The secret is that justice has nothing to do with the criminal. We are each eternal beings walking an individual path that intersects with good people and bad. If we are lucky enough to be given a pair of tweezers, we should use them to pluck out the hairs of anger and hate before they become chains that change our trajectory and slow our steps. Don’t misunderstand, criminals should be punished for their crimes, but if you’re looking for peace in punishment, you’re putting your trust in the wrong place.

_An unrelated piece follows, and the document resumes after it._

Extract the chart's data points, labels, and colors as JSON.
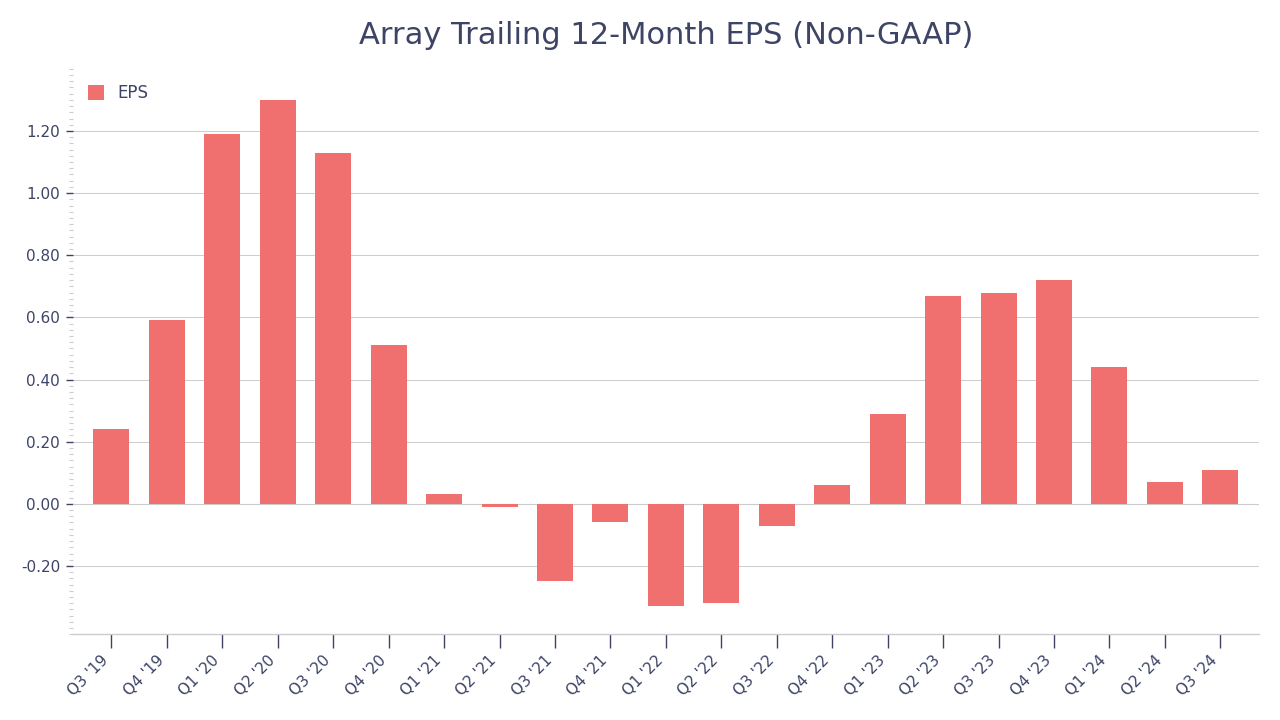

This is your journey, your experience, your chance to learn! Don’t let a criminal or a circumstance, or an illness steal that from you. Do justice to yourself. I’m speaking to myself as much as anyone else. I know it will likely be years before all this will be in my rearview mirror, and I will probably bear the marks for the rest of my life. I’ve cried gallons of tears in my bedroom with my hand over my mouth so the children wouldn’t hear me through the vents, sobbing out the great and guttural “WHY!!!” But I know that isn’t really the right question. My life slowly improves when I go before the Lord to lay out my little store of supplies and say, “I am in the dark and my life in on fire, what can I do with my tweezers and tray table to improve my situation?” I’m fully aware of how dumb that sounds, but it is a question that provides two important elements, a willingness to trust yourself to take steps, and a willingness to trust the Lord to direct your path. Maybe you can only take one step a day, maybe some days you’ll take a step and get knocked on your backside, and other days you may feel paralyzed, which can lead to self loathing and distrust, but if we persist in seeking the Lord’s guidance and keep taking steps, even in the dark, in time we will all discover that God is truly a God of miracles. Because of his power and his planning, one day we will be shocked to realize that not only did we start with everything we needed, but by the end we gained more than we knew existed.
I’ve always loved C.S. Lewis’s quote on building houses because he encapsulates this better than I ever could. He writes:
“Imagine yourself as a living house. God comes in to rebuild that house. At first, perhaps, you can understand what He is doing. He is getting the drains right and stopping the leaks in the roof and so on; you knew that those jobs needed doing and so you are not surprised. But presently He starts knocking the house about in a way that hurts abominably and does not seem to make any sense. What on earth is He up to? The explanation is that He is building quite a different house from the one you thought of – throwing out a new wing here, putting on an extra floor there, running up towers, making courtyards. You thought you were being made into a decent little cottage: but He is building a palace. He intends to come and live in it Himself.”
― C.S. Lewis, Mere Christianity
The night of the earthquake Porter would not leave my side as we rifled through the crevices of our house with a phone and a pair of tweezers. “I have my pokey thing, Mom.” He’s too young to comprehend the courage inherent in that statement, but I know, and I love him for it.
So beautifully written. And so true.